How does this spool have an angular acceleration opposite to its acceleration? Consider this spool. It rests on a rough horizontal force. The green lines are the ground, and a line parallel to the ground. The spool is pulled without sliding by the thread (with tension T), with force applied on the inner radius at an angle theta to the horizontal.

My question is, we can see that the force T would have it rotating counter clockwise, but the force is only applied to the right, so the whole figure would move right, opposite to rotation! How is that possible, since its not slipping?
 A: 
The forces acting in the $y$-direction, assuming no motion in that direction, are:
$$F_N=mg-T\sin\theta,$$
where $F_N$ is the Normal force exerted by the floor on the spool.
The forces acting in the $x$-direction are:
$$F_x=T\cos\theta-F_f,$$
where $F_x$ is an assumed net force acting in the $x$-direction and $F_f$ is a friction force. We usually model friction with a simple model:
$$F_f=\mu F_N,$$
with $\mu$ a friction coefficient.
Substituting we obtain:
$$F_x=T\cos\theta-\mu(mg-T\sin\theta),$$
$$F_x=T\cos\theta-\mu mg+\mu T\sin\theta.$$
a) Let's now take the particular case of $\mu=0$ (no friction at all), then:
$$F_x=T\cos\theta,$$
and:
$$F_f=0.$$
This means that if $\cos\theta > 0$, then $F_x > 0$ and there will be acceleration to the right ($x$-direction). Also, there will be (slippery) anti-clockwise rotation because there a torque $T$ acting about the central axis of the spool. Rotation is caused by angular acceleration $\dot{\omega}$, according to $TR_1=I \dot{\omega}$, with $I$ the inertial moment of the spool about its central axis.
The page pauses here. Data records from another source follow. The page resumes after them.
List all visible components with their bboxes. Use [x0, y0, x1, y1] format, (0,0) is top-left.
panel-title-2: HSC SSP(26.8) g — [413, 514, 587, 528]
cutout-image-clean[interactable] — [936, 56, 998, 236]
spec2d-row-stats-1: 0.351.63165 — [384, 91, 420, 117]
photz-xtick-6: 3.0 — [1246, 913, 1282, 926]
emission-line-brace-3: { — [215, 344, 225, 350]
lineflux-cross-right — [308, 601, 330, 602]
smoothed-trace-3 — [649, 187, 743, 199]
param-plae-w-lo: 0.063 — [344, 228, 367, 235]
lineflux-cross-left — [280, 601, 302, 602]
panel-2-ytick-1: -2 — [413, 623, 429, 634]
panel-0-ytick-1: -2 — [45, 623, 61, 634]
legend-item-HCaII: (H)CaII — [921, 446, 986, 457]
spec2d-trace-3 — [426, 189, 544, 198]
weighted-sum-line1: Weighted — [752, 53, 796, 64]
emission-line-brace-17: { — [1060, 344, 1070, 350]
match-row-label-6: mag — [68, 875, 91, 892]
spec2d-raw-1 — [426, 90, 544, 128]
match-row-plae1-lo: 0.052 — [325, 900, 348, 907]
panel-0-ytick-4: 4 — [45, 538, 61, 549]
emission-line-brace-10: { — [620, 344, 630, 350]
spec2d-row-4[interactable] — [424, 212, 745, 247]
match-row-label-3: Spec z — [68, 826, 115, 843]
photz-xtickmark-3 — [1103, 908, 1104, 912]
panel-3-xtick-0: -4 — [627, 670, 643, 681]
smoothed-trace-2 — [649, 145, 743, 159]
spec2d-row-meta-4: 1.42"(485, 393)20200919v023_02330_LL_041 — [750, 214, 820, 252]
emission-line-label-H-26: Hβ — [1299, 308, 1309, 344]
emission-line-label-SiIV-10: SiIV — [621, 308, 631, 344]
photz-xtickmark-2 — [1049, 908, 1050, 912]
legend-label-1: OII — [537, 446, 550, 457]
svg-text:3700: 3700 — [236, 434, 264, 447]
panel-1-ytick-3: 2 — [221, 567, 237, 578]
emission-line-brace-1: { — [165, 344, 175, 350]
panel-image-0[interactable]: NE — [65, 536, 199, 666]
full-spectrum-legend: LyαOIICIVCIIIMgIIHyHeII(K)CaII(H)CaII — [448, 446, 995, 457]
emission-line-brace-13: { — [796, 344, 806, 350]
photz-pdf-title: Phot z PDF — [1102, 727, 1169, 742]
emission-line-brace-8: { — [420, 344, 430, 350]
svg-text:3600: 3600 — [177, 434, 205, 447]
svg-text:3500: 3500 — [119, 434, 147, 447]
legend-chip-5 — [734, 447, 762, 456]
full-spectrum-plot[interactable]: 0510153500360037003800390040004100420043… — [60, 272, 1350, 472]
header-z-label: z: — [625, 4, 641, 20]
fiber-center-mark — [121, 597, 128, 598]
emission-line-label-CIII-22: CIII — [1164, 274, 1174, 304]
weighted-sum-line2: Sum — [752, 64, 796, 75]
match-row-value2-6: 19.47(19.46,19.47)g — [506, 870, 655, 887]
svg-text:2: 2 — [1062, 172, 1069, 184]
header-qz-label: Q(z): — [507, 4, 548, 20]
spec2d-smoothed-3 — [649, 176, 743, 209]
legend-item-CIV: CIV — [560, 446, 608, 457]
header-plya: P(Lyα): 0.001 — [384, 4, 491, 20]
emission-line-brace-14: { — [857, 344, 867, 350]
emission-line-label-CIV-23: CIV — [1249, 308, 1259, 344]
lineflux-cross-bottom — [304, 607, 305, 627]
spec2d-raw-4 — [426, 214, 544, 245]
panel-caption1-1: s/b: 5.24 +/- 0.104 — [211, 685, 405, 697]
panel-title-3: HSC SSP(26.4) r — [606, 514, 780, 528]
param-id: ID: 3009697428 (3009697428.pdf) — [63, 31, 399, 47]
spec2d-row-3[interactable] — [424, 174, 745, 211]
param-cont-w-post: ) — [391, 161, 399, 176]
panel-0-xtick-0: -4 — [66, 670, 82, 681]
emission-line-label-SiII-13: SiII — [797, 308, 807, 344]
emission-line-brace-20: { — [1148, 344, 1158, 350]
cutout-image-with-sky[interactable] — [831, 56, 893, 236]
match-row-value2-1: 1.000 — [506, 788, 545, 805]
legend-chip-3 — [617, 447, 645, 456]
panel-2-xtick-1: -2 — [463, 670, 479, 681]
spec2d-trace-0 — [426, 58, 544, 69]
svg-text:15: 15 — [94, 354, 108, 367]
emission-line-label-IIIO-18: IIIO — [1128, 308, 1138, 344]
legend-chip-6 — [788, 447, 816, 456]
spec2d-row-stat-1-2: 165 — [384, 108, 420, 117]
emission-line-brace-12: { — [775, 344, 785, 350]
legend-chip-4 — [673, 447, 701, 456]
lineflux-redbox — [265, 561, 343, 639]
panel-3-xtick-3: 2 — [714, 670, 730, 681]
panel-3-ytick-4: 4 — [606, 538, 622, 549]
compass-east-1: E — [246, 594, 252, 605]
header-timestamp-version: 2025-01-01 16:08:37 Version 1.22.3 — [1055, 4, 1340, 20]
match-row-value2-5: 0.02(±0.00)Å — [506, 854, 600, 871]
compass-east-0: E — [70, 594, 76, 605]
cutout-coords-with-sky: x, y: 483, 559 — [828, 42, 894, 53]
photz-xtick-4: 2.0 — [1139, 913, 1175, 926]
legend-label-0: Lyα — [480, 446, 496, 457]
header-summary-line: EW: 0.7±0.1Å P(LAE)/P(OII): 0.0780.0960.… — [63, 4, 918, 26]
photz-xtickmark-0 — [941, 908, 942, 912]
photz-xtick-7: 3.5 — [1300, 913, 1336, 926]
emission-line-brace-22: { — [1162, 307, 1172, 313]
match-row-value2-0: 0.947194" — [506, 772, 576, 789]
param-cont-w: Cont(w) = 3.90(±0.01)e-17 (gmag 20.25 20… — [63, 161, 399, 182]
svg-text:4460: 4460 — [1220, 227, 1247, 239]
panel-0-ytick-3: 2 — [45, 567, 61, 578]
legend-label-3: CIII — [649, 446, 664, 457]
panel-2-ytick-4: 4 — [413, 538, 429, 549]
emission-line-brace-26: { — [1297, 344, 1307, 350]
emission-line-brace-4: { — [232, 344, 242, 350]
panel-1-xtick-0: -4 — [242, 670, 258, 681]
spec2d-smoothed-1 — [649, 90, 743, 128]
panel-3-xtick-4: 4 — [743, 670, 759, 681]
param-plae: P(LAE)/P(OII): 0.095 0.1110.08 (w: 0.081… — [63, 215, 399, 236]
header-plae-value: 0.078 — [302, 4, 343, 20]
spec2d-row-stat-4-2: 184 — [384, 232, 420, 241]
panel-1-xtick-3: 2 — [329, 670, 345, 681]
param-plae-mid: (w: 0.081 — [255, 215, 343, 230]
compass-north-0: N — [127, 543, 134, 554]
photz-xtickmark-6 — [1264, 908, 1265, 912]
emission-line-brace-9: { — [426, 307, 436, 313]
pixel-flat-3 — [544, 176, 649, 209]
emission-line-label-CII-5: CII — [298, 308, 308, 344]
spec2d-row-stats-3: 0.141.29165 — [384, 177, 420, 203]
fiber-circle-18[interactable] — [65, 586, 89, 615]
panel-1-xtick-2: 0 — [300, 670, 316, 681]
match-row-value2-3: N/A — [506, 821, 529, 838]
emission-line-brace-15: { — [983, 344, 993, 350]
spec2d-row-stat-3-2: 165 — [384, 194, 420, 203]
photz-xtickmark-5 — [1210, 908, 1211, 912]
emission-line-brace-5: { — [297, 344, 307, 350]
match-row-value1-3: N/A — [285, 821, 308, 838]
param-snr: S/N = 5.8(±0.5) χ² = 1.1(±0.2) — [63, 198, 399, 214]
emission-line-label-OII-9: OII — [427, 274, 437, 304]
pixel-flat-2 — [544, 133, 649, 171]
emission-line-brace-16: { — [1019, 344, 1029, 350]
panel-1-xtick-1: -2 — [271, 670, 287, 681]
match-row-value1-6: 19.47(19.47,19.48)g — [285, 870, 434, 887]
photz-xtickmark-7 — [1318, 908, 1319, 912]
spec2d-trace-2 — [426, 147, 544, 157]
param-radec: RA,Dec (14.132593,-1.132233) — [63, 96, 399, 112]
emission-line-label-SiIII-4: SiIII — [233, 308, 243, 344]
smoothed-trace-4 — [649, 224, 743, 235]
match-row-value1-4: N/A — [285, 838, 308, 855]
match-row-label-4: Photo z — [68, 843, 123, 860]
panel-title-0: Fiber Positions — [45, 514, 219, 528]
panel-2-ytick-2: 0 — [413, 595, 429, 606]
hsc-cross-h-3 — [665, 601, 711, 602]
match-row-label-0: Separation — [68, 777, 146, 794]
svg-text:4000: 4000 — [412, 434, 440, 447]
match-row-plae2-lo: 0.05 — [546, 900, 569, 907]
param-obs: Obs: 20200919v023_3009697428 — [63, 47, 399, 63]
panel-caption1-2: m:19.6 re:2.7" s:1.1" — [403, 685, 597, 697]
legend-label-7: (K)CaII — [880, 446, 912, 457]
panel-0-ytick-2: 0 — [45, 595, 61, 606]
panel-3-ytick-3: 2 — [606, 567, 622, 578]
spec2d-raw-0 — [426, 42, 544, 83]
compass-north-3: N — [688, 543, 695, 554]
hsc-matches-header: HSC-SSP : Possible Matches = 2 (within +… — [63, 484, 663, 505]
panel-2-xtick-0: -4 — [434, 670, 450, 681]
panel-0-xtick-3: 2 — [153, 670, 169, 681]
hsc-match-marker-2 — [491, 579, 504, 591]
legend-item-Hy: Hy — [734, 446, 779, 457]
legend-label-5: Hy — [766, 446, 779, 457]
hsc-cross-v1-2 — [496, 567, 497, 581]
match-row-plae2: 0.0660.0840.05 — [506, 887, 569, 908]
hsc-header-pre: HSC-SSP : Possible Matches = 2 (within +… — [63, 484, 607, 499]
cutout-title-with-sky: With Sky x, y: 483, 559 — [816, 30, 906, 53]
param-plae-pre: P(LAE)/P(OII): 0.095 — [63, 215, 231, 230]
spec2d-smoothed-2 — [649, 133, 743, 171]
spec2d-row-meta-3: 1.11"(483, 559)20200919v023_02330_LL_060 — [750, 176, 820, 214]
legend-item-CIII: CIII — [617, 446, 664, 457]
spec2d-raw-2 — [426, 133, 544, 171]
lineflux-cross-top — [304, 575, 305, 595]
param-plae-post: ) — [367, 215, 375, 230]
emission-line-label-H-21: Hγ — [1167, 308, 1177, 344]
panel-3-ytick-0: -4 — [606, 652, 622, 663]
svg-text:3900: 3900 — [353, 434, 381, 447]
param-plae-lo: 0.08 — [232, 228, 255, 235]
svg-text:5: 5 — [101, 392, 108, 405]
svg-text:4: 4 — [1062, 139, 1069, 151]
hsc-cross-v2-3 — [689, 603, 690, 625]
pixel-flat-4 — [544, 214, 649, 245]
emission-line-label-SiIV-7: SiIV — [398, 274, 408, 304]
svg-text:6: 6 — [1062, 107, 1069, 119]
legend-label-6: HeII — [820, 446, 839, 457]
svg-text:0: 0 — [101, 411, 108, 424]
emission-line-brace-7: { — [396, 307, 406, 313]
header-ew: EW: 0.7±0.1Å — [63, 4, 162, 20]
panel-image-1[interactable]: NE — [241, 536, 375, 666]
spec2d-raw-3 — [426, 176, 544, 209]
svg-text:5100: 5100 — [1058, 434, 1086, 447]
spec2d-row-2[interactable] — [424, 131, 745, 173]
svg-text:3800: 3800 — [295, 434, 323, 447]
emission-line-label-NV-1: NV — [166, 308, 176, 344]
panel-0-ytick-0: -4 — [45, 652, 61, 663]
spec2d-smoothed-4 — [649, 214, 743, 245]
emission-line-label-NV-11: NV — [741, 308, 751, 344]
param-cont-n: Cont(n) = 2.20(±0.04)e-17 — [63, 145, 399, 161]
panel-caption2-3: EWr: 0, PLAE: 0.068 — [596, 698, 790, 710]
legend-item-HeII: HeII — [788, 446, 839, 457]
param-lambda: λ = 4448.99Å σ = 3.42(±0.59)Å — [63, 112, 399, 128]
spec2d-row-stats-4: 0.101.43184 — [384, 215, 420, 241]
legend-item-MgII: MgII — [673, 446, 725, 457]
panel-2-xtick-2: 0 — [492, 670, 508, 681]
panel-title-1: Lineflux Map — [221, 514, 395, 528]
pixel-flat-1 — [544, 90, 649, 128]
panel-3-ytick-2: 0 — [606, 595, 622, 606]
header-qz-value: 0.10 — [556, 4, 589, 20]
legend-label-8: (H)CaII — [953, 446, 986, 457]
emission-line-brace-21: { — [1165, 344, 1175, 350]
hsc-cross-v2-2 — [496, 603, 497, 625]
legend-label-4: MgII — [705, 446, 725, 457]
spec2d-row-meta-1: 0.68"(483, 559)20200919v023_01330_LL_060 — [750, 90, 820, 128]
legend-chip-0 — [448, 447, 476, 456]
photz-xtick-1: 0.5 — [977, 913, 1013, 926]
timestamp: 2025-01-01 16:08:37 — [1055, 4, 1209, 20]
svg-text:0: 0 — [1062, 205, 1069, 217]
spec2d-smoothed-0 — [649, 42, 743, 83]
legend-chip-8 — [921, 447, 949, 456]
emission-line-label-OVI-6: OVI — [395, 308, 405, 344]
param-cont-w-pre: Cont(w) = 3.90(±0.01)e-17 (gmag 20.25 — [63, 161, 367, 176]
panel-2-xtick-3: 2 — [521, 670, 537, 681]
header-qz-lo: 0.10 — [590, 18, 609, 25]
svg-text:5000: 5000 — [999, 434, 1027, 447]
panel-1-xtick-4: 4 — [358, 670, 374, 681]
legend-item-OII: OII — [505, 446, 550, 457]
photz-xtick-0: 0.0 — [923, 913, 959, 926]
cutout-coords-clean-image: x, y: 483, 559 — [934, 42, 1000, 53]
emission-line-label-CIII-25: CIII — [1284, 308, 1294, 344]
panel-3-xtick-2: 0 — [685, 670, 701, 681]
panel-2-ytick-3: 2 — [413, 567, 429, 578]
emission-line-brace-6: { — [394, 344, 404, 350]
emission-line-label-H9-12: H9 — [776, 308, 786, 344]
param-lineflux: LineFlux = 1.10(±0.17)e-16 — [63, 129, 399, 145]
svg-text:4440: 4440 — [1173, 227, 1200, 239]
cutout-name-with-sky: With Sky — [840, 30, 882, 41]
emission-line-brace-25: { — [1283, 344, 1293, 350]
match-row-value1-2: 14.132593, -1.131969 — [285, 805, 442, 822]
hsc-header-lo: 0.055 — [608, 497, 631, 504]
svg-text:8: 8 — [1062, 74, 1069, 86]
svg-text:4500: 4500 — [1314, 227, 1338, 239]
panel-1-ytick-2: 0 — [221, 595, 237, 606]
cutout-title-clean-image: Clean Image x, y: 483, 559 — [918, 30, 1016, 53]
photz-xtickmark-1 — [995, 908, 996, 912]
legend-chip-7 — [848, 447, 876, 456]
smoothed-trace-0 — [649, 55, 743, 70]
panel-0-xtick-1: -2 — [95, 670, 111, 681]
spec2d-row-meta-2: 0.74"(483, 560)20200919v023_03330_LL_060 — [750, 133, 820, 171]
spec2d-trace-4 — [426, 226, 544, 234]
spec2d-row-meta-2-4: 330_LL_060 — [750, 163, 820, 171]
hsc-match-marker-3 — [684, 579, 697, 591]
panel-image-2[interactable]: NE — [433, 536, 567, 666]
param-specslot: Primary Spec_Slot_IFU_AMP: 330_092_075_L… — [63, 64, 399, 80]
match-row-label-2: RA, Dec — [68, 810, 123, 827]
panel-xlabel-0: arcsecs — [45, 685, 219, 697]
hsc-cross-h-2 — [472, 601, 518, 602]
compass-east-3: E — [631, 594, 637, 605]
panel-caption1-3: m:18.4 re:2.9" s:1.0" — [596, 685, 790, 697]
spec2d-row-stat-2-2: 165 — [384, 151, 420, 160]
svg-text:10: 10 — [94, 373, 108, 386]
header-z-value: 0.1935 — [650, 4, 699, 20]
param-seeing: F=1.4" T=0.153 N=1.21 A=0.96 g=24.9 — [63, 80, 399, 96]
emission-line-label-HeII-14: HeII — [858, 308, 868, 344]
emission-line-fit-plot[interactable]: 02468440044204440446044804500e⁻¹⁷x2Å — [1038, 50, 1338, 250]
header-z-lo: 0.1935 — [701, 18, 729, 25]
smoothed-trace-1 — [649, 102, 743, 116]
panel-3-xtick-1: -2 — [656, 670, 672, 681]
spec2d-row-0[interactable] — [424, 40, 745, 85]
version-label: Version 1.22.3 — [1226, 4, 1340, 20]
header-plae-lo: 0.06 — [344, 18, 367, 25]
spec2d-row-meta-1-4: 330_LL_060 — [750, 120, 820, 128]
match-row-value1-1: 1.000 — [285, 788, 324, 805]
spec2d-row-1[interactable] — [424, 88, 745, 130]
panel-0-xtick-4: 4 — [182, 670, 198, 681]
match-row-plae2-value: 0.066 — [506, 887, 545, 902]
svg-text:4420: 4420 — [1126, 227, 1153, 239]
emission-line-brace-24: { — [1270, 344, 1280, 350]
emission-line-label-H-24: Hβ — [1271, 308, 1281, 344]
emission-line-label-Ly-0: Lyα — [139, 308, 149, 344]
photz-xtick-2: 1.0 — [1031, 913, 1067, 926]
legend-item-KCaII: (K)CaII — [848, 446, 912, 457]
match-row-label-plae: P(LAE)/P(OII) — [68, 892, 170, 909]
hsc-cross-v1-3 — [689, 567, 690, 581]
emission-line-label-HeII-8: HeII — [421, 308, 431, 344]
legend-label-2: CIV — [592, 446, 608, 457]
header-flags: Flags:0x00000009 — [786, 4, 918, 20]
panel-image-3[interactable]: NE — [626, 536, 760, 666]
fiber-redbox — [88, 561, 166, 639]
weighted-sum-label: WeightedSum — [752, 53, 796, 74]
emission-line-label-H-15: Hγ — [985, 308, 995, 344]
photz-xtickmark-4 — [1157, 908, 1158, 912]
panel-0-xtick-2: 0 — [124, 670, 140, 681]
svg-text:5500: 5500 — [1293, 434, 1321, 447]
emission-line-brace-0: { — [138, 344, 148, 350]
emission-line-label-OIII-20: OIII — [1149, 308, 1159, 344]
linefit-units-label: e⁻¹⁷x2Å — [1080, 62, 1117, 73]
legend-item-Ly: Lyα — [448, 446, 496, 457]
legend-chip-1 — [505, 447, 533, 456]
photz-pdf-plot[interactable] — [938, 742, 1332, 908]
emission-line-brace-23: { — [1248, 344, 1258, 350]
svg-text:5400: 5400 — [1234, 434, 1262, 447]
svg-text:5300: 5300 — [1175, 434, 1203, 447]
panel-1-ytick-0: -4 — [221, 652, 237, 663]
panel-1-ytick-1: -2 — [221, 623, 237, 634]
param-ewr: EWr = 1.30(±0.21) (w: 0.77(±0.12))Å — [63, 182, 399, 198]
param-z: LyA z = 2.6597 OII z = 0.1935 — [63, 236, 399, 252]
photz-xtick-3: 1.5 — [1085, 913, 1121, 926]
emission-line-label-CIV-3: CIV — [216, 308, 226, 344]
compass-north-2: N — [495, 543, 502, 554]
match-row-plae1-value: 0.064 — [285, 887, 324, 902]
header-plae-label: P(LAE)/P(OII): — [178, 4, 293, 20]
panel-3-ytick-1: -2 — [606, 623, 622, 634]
b) In the case where $\mu >0$,
$$F_x=T\cos\theta-\mu mg+\mu T\sin\theta,$$
and $F_x >0$ only if:
$$T > \frac{\mu mg}{\cos\theta-\mu \sin\theta},$$
in which case acceleration in the $x$-direction will occur. But there will also be rotation because two torques act on the spool with resultant torque $M$:
$$M=F_f R_2-TR_1,$$
$$M=\mu (mg-T\sin\theta) R_2-TR_1$$
If $M>0$ then rotation will be clockwise, for:
$$\frac{\mu mg R_2}{\mu T \sin\theta-TR_1} >0.$$
c) Case of rolling without slipping:
If the friction coefficient $\mu$ is sufficiently large we have a regime of rolling without slipping which can be represented mathematically as:
$$v=\omega R_2$$.
In that case the spool would be accelerating to the direction ($x$-direction) and the spool will be rotating clockwise.
A: The force at T would have the spool rotating counter-clockwise, but that's not the only force on the spool.  In steady state, a equal and opposite force from T must also be applied by the ground.  This force would have the spool rotating clockwise.
However, it's better to look at torques than forces.  The torque from the string is T x R1, while the torqe from the ground is -T x R2.  The latter torque is obviously larger.  If you pull on the the string extending level at T, the net torque will be clockwise, and the spool will roll to the right.
It may help to think of the limiting case where R1 is zero.  Or put another way, the string is attached to the center.  Of course pulling the string rolls the spool towards you.
If you could arrange the spool rolling on a shelf or something so that the part where the string inwinds from extends below the shelf (R1 > R2), then the spool would roll away from you as you pulled the string.  When R1 = R2 there is no net torque, and the spool doesn't rotate at all, until the force exceeds the friction and it slips.